There’s an old street legend about the man who used to greet people when they got out of jail.

“Whenever anyone got out and they didn’t have a place to go,” street folks would say, “We’d send them to the woods just beyond Old Mill Park.”

There they would find the station master.

A gruff looking homeless man, blonde hair and blue eyes, would always be there. He’d show them how to find a sleeping bag and set up their tent. He’d lend his knowledge of living on the street for 26 years. If they were hungry, he’d offer his food stamp card and show them to the next community meal. If they were cold, he’d give up his own blankets. He’d help them survive until they could find their way to better circumstances. He’d send them on their way with a token, “God bless.” And then he’d move on to the next one in need of his help.

He liked his drink and never went without a smoke. A public intoxication, aggressive solicitation or trespassing was known to land him in jail a time or two. But if homeless people had a caretaker, he was it.

Some people say it was Vietnam that messed up his mind. Around the camp fire some nights he would tell stories of the horrible things he witnessed: women, children mixed with guerilla warfare, always ending with a painful set of tears. He returned from war, married a few times and fathered a child, but something was never right. He lost touch with his family during a long prison sentence and settled into homelessness shortly after his release. At times he went to rehab, worked a job and lived indoors. But something always happened to sabatoge his efforts. Time and again, he returned to his forest abode.

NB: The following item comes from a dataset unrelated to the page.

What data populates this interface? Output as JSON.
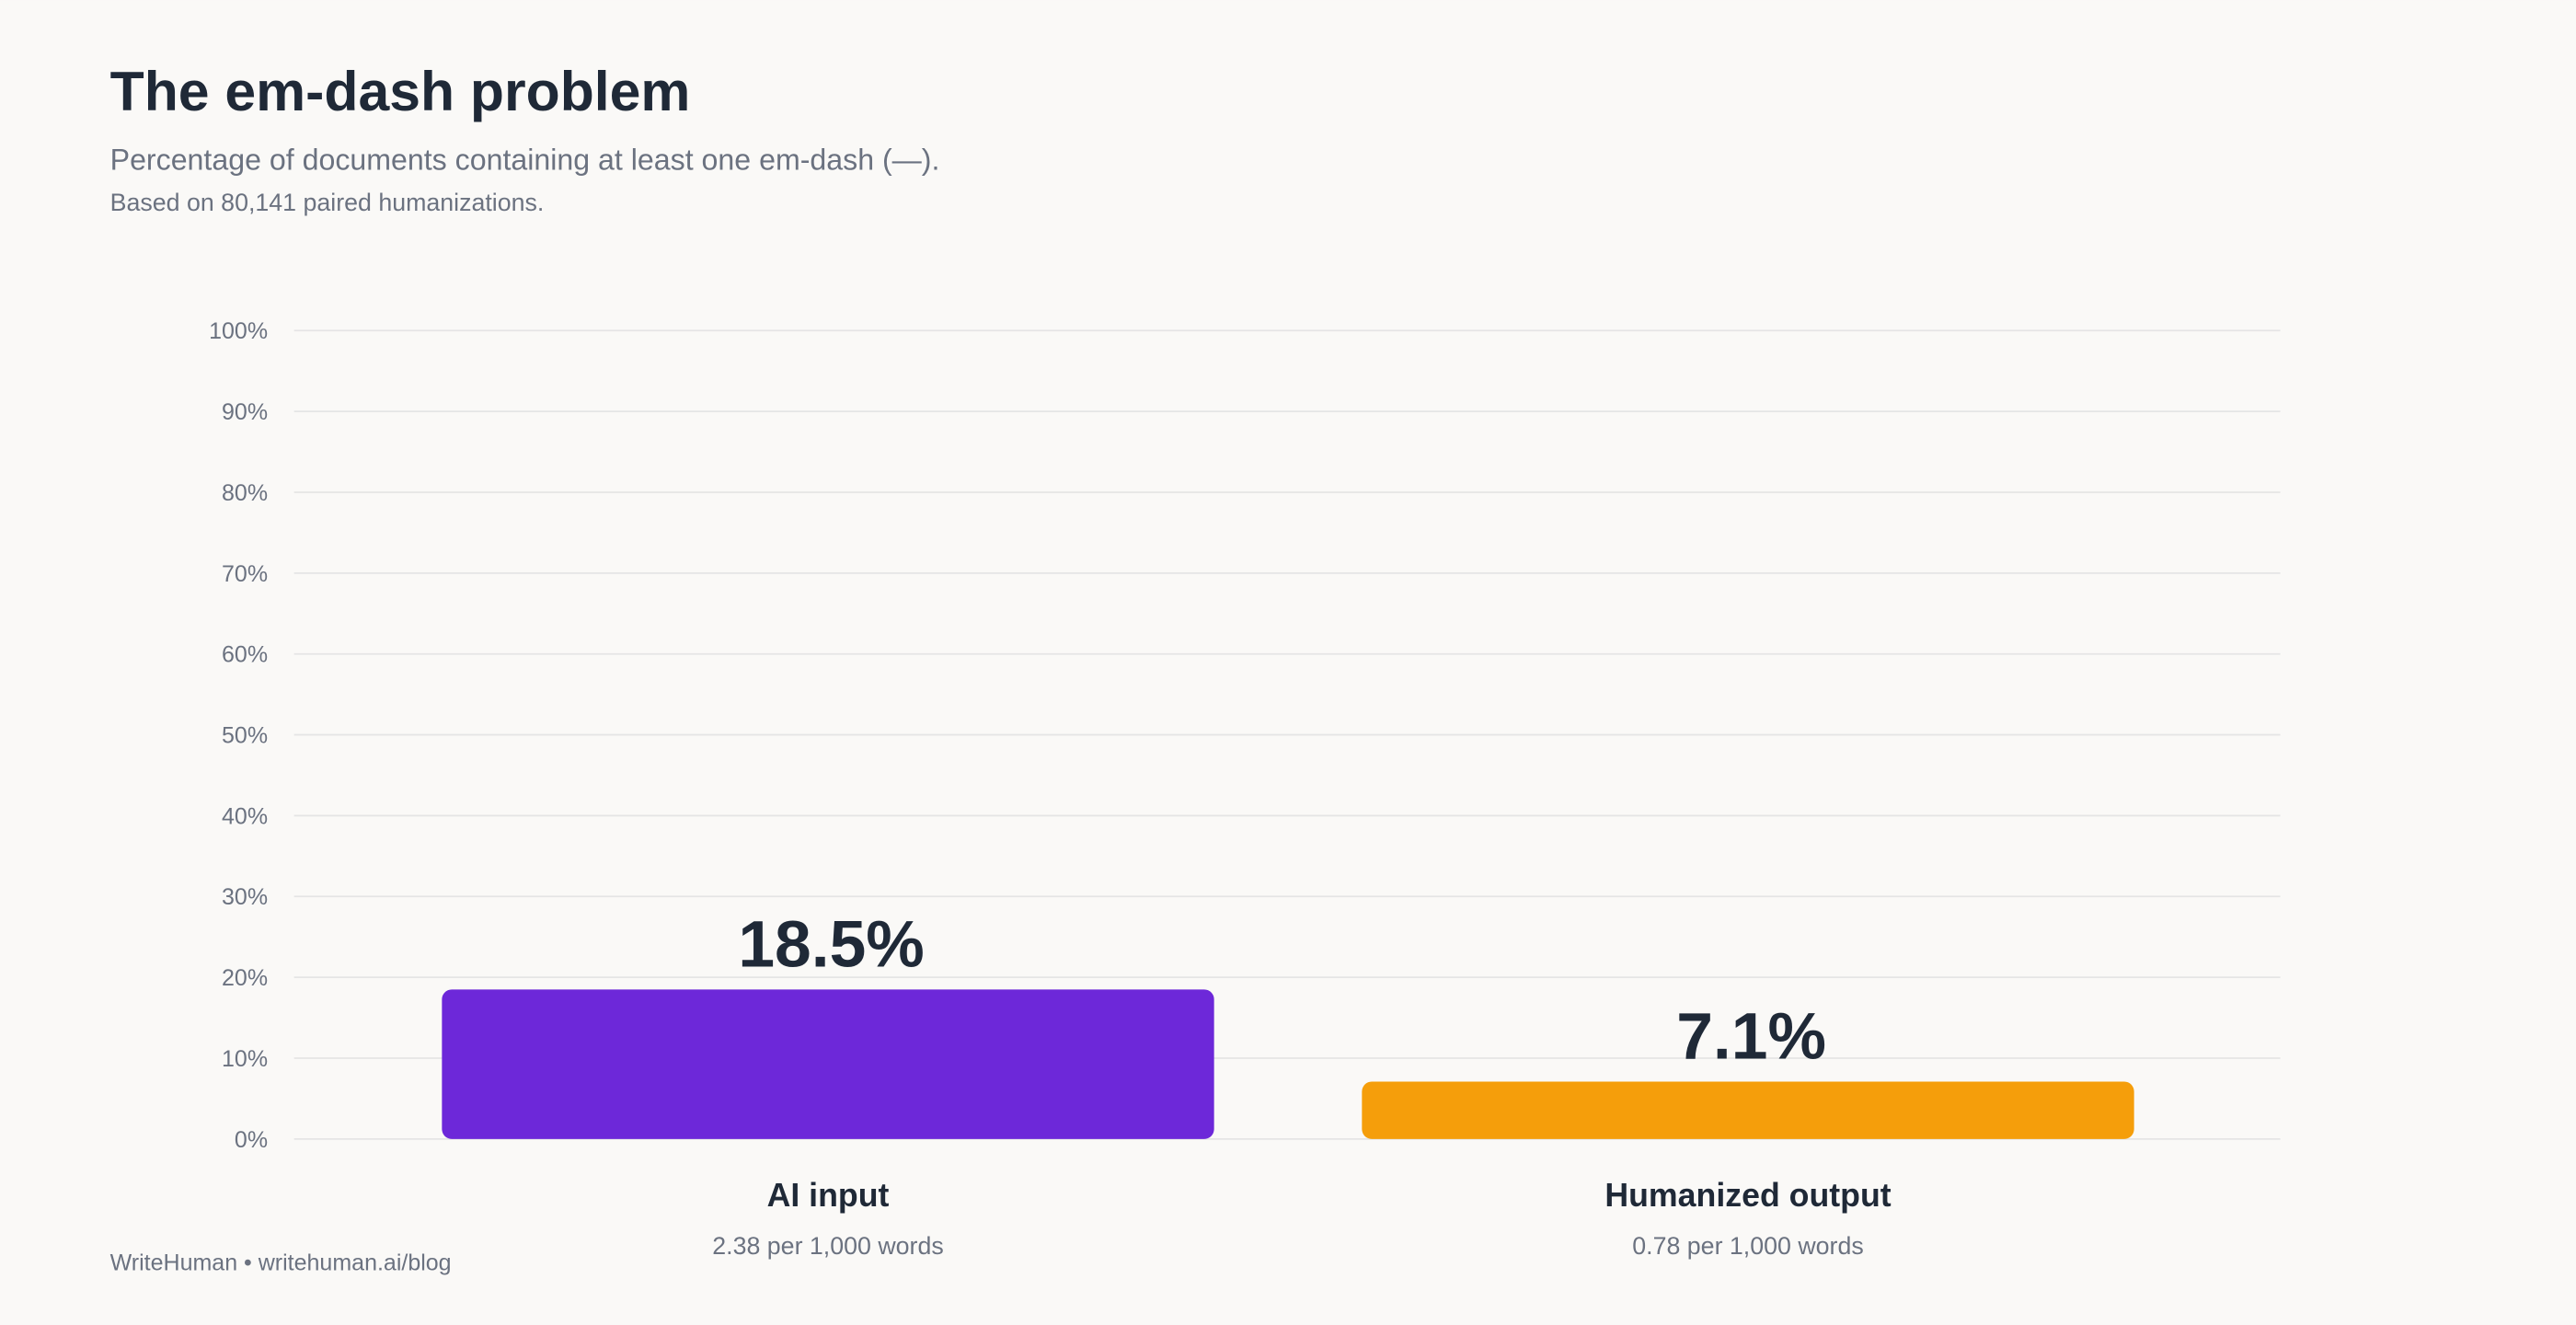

For more than two decades the stationmaster looked after the street-walkers and tent dwellers of this community. He did so long after his health began to fail. He lost control of his bowels, started having difficulty walking. And even when he could do nothing but crawl out of the woods, he was doing so with the intent of helping others.

I watched this grandfather figure decline as my own “pop-pop” was entering his final days.  My grandpa—the World War II veteran, the FBI agent, the teacher, the counselor, the reason people stop me all the time to share how his care for them changed their lives. Despite many differences, both he and stationmaster made an impact on the world. One changed the lives of community leaders. The other transformed the struggles of those who had trouble leading themselves.  Regardless, their walk to heaven’s gate is a humbling story to tell.

While my father toted grandpa to doctor’s appointments and struggled with his lack of mobility, Fredericksburg’s homeless were acquiring a wheel chair from a local service agency to push their friend around town. They sat in Moss Clinic with him, stayed up with him at night, and tended his basic needs, as our family placed our loved one in a nursing home.  As he began to settle into eternal sleep, we kept vigil around his hospital bed and decided as a family to remove life-sustaining treatment. In the stationmaster’s hospital room, a guardian appointed by the courts sat with his friends as the ventilator was removed and the wait began.

By the next morning, the stationmaster had died.

By the same afternoon, my grandfather had died in the same room.

I gain great peace from the image of those two crossing paths in the sight of St. Peter.

“The first shall be last and the last shall be first,” I hear him say as they walk together to meet the face of Jesus.